The foreign aid industry
- ‘The Quality of Mercy’ by William Shawcross – Masterful account of international donor efforts to assist distraught Cambodia (and its massive border refugee population) in the post Pol Pot years. Very detailed and heavy, a stark commentary on the competing efforts of large aid organizations for global kudos.
- ‘A Brief History of Cambodia’, by David Chandler – A heavy but highly detailed read for the person with an avid or academic interest in Cambodian history, from its early beginnings to the present. Consider reading the chapter on Jayavarman VII (the ‘temple builder’) in isolation from the rest of the book, for a good overview of arguably the most significant of Angkor’s kings.
- ‘A Short History of Cambodia’, by John Tully – This hot of the press account of Cambodian history is far easier to read than Chandler’s seminal work, yet gives good, concise coverage of matters ancient and recent comprising Khmer history.
- ‘Brother Enemy, The War After the War’ by Nayan Chanda – seminal book detailing the history of Indochina since 1975 (the fall of Saigon) with reference to the historic antipathies between Cambodia, Vietnam and Thailand. This is a hard read which perhaps better falls under the heading of ‘Indochina politics’.
- ‘Sihanouk, Prince of Light, Prince of Darkness’, by Milton Osborne – Milton Osborne is one of the best and easiest to read writers on Indochina and Cambodia. Osborne lived in Phnom Penh from the late 1950s and used his societal contacts and other research sources to prepare this frank account of the enigmatic and ultimately self-centric Sihanouk. Osborne has written many books on Cambodia which are well worth reading.
- ‘Gecko Tales’, by Carol Livingston – A fine and humorous read based on the author’s experience covering the United Nation’s supervision of elections in the early 1990s. Some astute comments about the role and effectiveness of the United Nations and its administrative, military, and support personnel.

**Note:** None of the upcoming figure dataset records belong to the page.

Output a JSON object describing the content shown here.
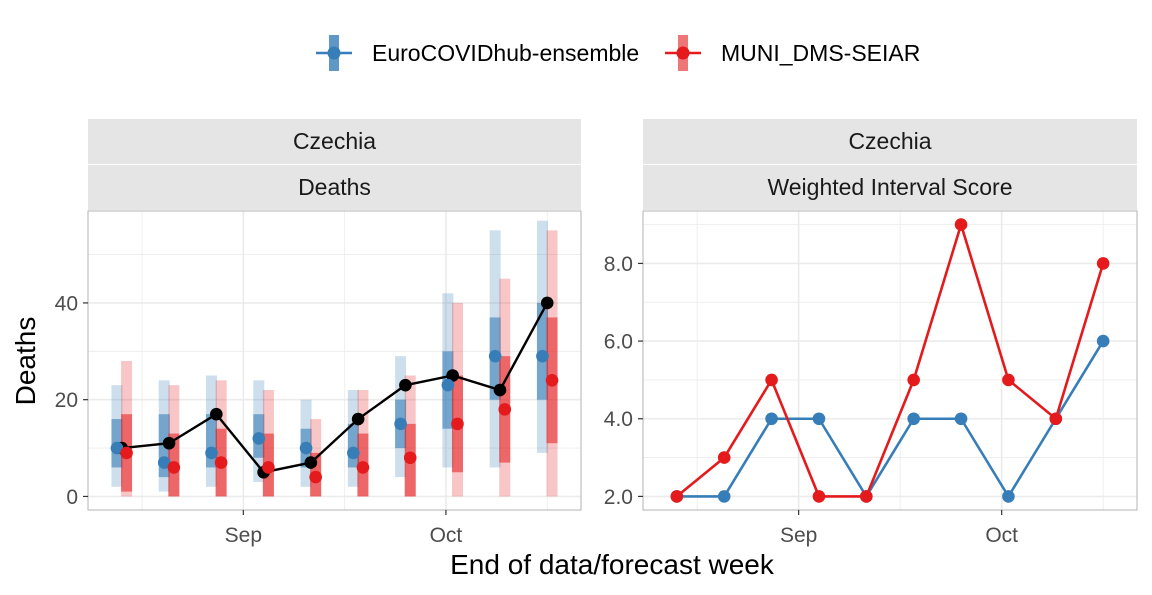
{
  "colors": {
    "ensemble": "#377EB8",
    "muni": "#E41A1C",
    "observed": "#000000",
    "strip_bg": "#E5E5E5",
    "grid": "#EBEBEB",
    "panel_border": "#B3B3B3"
  },
  "legend": {
    "items": [
      {
        "label": "EuroCOVIDhub-ensemble",
        "color": "#377EB8"
      },
      {
        "label": "MUNI_DMS-SEIAR",
        "color": "#E41A1C"
      }
    ]
  },
  "x_axis_title": "End of data/forecast week",
  "chart_data": [
    {
      "type": "line",
      "location": "Czechia",
      "strip": "Deaths",
      "ylabel": "Deaths",
      "x_ticks": [
        {
          "label": "Sep",
          "date": "2021-09-01"
        },
        {
          "label": "Oct",
          "date": "2021-10-01"
        }
      ],
      "x": [
        "2021-08-14",
        "2021-08-21",
        "2021-08-28",
        "2021-09-04",
        "2021-09-11",
        "2021-09-18",
        "2021-09-25",
        "2021-10-02",
        "2021-10-09",
        "2021-10-16"
      ],
      "xlim": [
        "2021-08-09",
        "2021-10-21"
      ],
      "y_ticks": [
        0,
        20,
        40
      ],
      "ylim": [
        -2.8,
        59
      ],
      "observed": {
        "values": [
          10,
          11,
          17,
          5,
          7,
          16,
          23,
          25,
          22,
          40
        ]
      },
      "series": [
        {
          "name": "EuroCOVIDhub-ensemble",
          "color": "#377EB8",
          "median": [
            10,
            7,
            9,
            12,
            10,
            9,
            15,
            23,
            29,
            29
          ],
          "inner_interval": [
            [
              6,
              16
            ],
            [
              4,
              17
            ],
            [
              6,
              17
            ],
            [
              8,
              17
            ],
            [
              6,
              14
            ],
            [
              6,
              15
            ],
            [
              10,
              20
            ],
            [
              14,
              30
            ],
            [
              20,
              37
            ],
            [
              20,
              40
            ]
          ],
          "outer_interval": [
            [
              2,
              23
            ],
            [
              1,
              24
            ],
            [
              2,
              25
            ],
            [
              3,
              24
            ],
            [
              2,
              20
            ],
            [
              2,
              22
            ],
            [
              4,
              29
            ],
            [
              6,
              42
            ],
            [
              6,
              55
            ],
            [
              9,
              57
            ]
          ]
        },
        {
          "name": "MUNI_DMS-SEIAR",
          "color": "#E41A1C",
          "median": [
            9,
            6,
            7,
            6,
            4,
            6,
            8,
            15,
            18,
            24
          ],
          "inner_interval": [
            [
              1,
              17
            ],
            [
              0,
              13
            ],
            [
              0,
              14
            ],
            [
              0,
              13
            ],
            [
              0,
              9
            ],
            [
              0,
              13
            ],
            [
              0,
              15
            ],
            [
              5,
              25
            ],
            [
              7,
              29
            ],
            [
              11,
              37
            ]
          ],
          "outer_interval": [
            [
              0,
              28
            ],
            [
              0,
              23
            ],
            [
              0,
              24
            ],
            [
              0,
              22
            ],
            [
              0,
              16
            ],
            [
              0,
              22
            ],
            [
              0,
              25
            ],
            [
              0,
              40
            ],
            [
              0,
              45
            ],
            [
              0,
              55
            ]
          ]
        }
      ]
    },
    {
      "type": "line",
      "location": "Czechia",
      "strip": "Weighted Interval Score",
      "ylabel": "",
      "x_ticks": [
        {
          "label": "Sep",
          "date": "2021-09-01"
        },
        {
          "label": "Oct",
          "date": "2021-10-01"
        }
      ],
      "x": [
        "2021-08-14",
        "2021-08-21",
        "2021-08-28",
        "2021-09-04",
        "2021-09-11",
        "2021-09-18",
        "2021-09-25",
        "2021-10-02",
        "2021-10-09",
        "2021-10-16"
      ],
      "xlim": [
        "2021-08-09",
        "2021-10-21"
      ],
      "y_ticks": [
        "2.0",
        "4.0",
        "6.0",
        "8.0"
      ],
      "ylim": [
        1.65,
        9.35
      ],
      "series": [
        {
          "name": "EuroCOVIDhub-ensemble",
          "color": "#377EB8",
          "values": [
            2,
            2,
            4,
            4,
            2,
            4,
            4,
            2,
            4,
            6
          ]
        },
        {
          "name": "MUNI_DMS-SEIAR",
          "color": "#E41A1C",
          "values": [
            2,
            3,
            5,
            2,
            2,
            5,
            9,
            5,
            4,
            8
          ]
        }
      ]
    }
  ]
}
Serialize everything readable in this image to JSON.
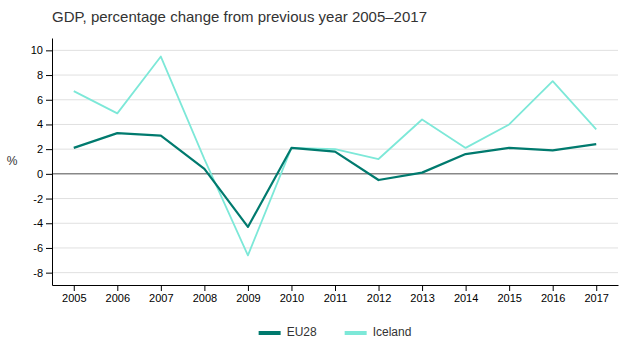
{
  "chart_data": {
    "type": "line",
    "title": "GDP, percentage change from previous year 2005–2017",
    "ylabel": "%",
    "x": [
      2005,
      2006,
      2007,
      2008,
      2009,
      2010,
      2011,
      2012,
      2013,
      2014,
      2015,
      2016,
      2017
    ],
    "series": [
      {
        "name": "EU28",
        "color": "#007a6e",
        "values": [
          2.1,
          3.3,
          3.1,
          0.4,
          -4.3,
          2.1,
          1.8,
          -0.5,
          0.1,
          1.6,
          2.1,
          1.9,
          2.4
        ]
      },
      {
        "name": "Iceland",
        "color": "#7de8d8",
        "values": [
          6.7,
          4.9,
          9.5,
          1.2,
          -6.6,
          2.1,
          2.0,
          1.2,
          4.4,
          2.1,
          4.0,
          7.5,
          3.6
        ]
      }
    ],
    "xlim": [
      2004.5,
      2017.5
    ],
    "xticks": [
      2005,
      2006,
      2007,
      2008,
      2009,
      2010,
      2011,
      2012,
      2013,
      2014,
      2015,
      2016,
      2017
    ],
    "ylim": [
      -9,
      11
    ],
    "yticks": [
      -8,
      -6,
      -4,
      -2,
      0,
      2,
      4,
      6,
      8,
      10
    ],
    "grid": true,
    "legend": "bottom"
  }
}
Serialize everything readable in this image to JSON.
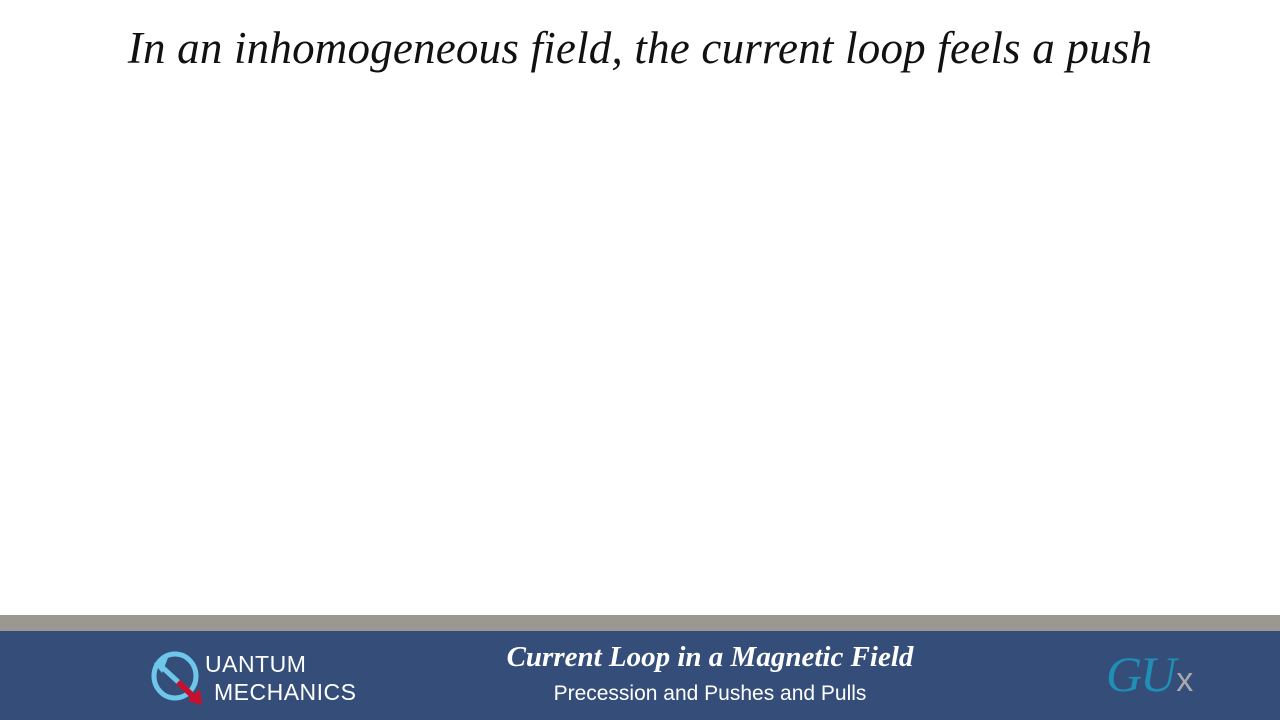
{
  "slide": {
    "title": "In an inhomogeneous field, the current loop feels a push"
  },
  "footer": {
    "logo": {
      "line1": "UANTUM",
      "line2": "MECHANICS",
      "icon": "quantum-q-arrow-icon"
    },
    "title": "Current Loop in a Magnetic Field",
    "subtitle": "Precession and Pushes and Pulls",
    "brand": {
      "gu": "GU",
      "x": "x"
    }
  },
  "colors": {
    "footer_bg": "#344e79",
    "strip": "#9a9890",
    "logo_blue": "#6ec6ea",
    "logo_red": "#c8102e",
    "gux_blue": "#1f8fb6",
    "gux_gray": "#a7a9ac"
  }
}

- ‘River of Time’, by Jon Swain – One of the best introductory reads into the trauma of the Indochina war era. Swain writes of his personal experiences as a journalist and resident in Phnom Penh and Vietnam, and recounts some soul destroying stories from Cambodia’s lost decade, the 1970s. He was one of the last foreigners to evacuate Phnom Penh in 1975, from the grounds of the French embassy.